At trial, the judge credited testimony that negotiations to exercise the option provided by the May 2012 lease took place during the 2013-2014 term. The record contains both oral testimony as well as evidence of email exchanges between the parties regarding price negotiations. However, the parties were ultimately unable to agree on a rent increase. Based upon this testimony, the trial judge determined there was no "meeting of the minds" and the option to renew was not exercised. We agree.

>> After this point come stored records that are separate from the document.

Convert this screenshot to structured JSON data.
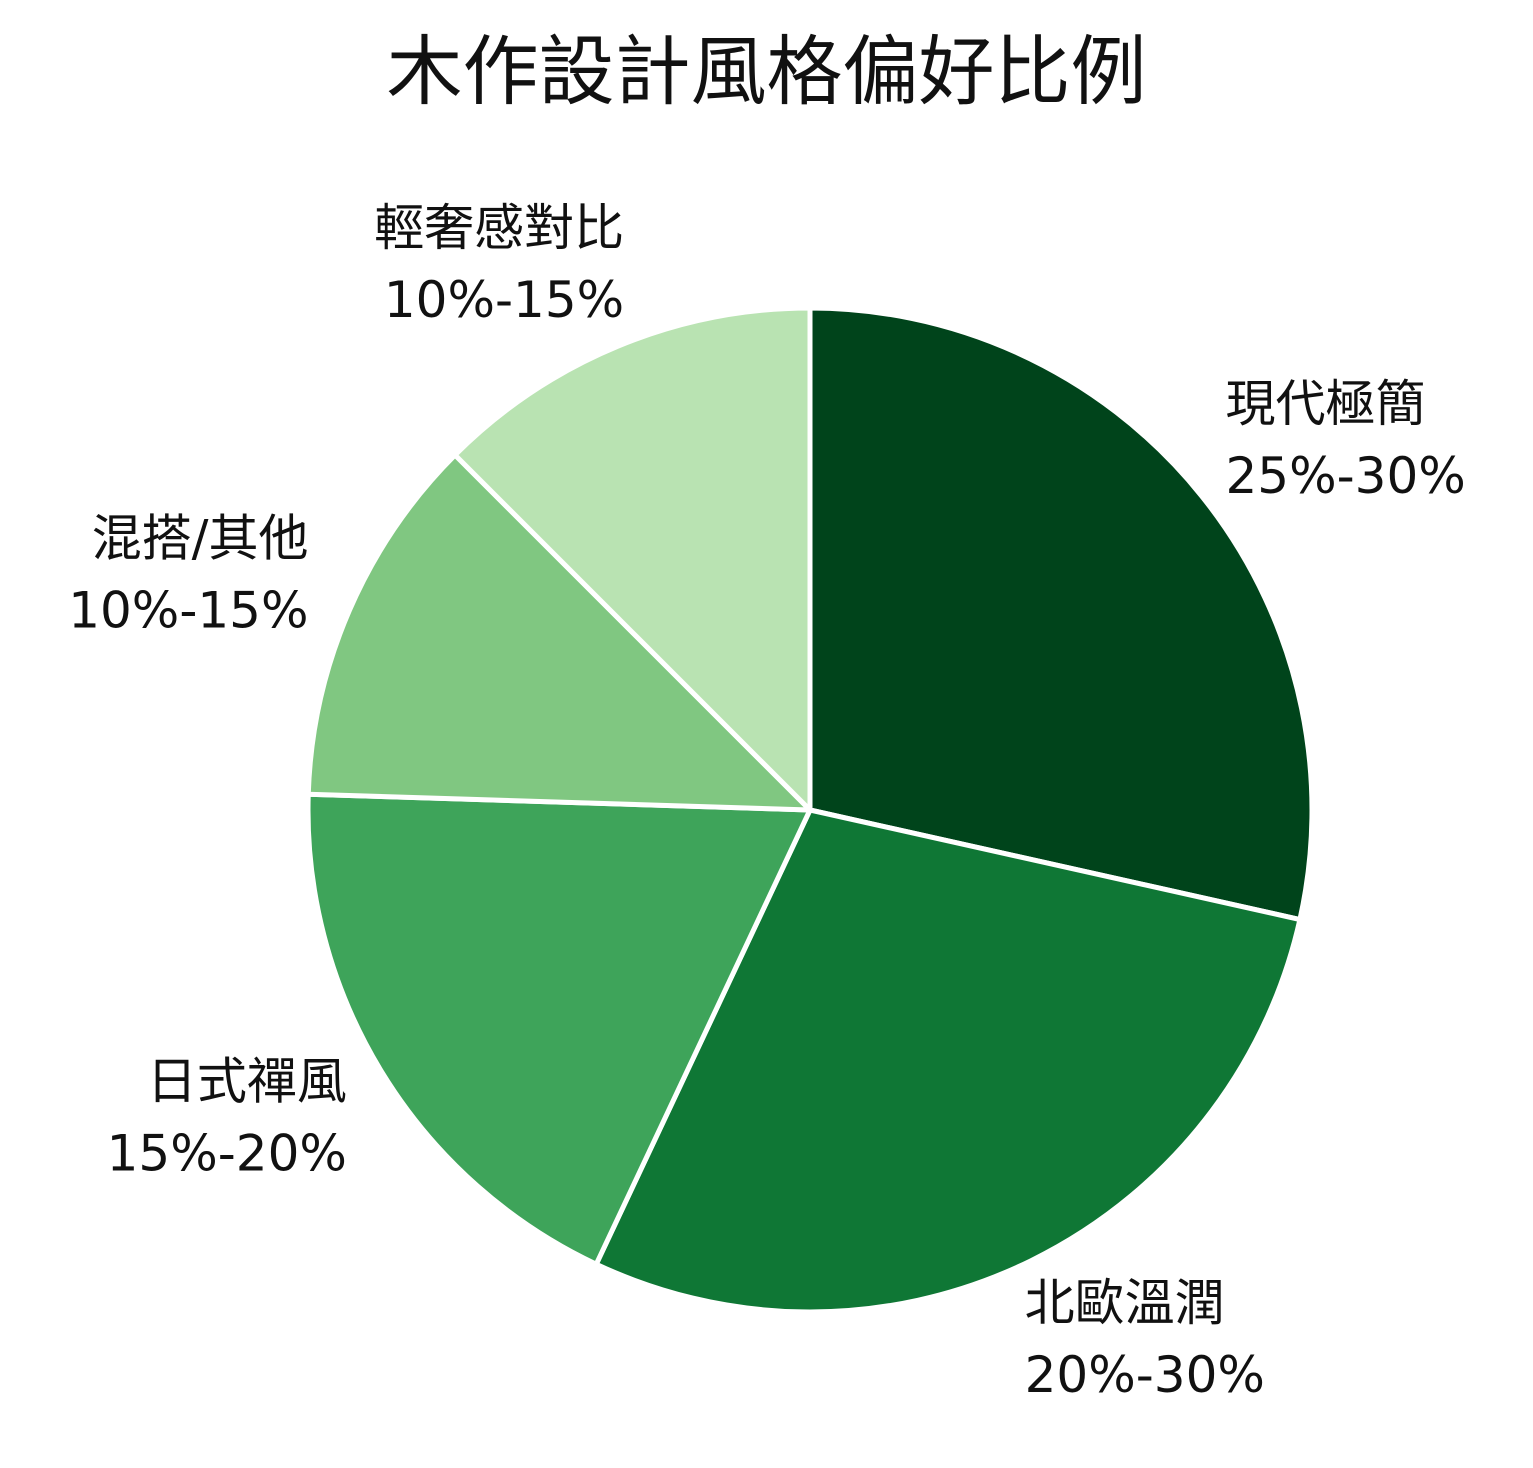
{
  "chart_data": {
    "type": "pie",
    "title": "木作設計風格偏好比例",
    "slices": [
      {
        "label": "現代極簡",
        "range_label": "25%-30%",
        "value": 28.5,
        "color": "#00441b"
      },
      {
        "label": "北歐溫潤",
        "range_label": "20%-30%",
        "value": 28.5,
        "color": "#0f7735"
      },
      {
        "label": "日式禪風",
        "range_label": "15%-20%",
        "value": 18.5,
        "color": "#3ea45a"
      },
      {
        "label": "混搭/其他",
        "range_label": "10%-15%",
        "value": 12.0,
        "color": "#80c781"
      },
      {
        "label": "輕奢感對比",
        "range_label": "10%-15%",
        "value": 12.5,
        "color": "#b9e3b2"
      }
    ],
    "start_angle_deg": 0,
    "direction": "clockwise",
    "legend": "none"
  }
}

At trial, there was also discussion regarding a proposed May 2013 lease, which contained several different terms and eliminated all options to renew. Defendant argues that these changes are evidence of plaintiff's failure to abide by the terms of the May 2012 lease and a failure to negotiate a yearly rent increase in good faith. However, the exact role of this second lease is unclear. Plaintiff was unable to testify confidently that he personally prepared this second lease, or as to what its specific function in the negation process may have been. What is clear, however, is that this lease did not represent the totality of the negotiations between the parties. --------
A tenant who holds over beyond the expiration of their lease term is deemed to be a month-to-month tenant. N.J.S.A. 46:8-10. Therefore, when defendant held over, the company became a month-to-month tenant, entitled to only a month's notice to quit. N.J.S.A. 2A:18-56(b). Since this notice to quit was appropriately given, the trial court committed no error by hearing plaintiff's summary dispossession action.
Defendant argues, in the alternative, that although the parties could not agree on the rental amount, the trial judge was in error by not intervening and supplying a reasonable rental amount. Putting aside the fact defendant did not request the court supply a rental amount at any time prior to trial, there is no legal authority in New Jersey providing a court to set a new rental amount when parties are unable to agree. As defendant admits in its brief, there is no reported New Jersey case where a New Jersey court has set a new rental amount where parties only agreed to agree to negotiate future increases, but are unable to agree on the amount of rent to be paid during the renewed term. Defendant provides extensive citations to other jurisdictions — ranging from Alaska to the U.S. Virgin Islands — to illustrate use of this practice elsewhere. Absent guiding New Jersey precedent, the trial judge correctly refused to set a rent for the parties and properly entered the judgment of possession.
Affirmed. I hereby certify that the foregoing is a true copy of the original on file in my office.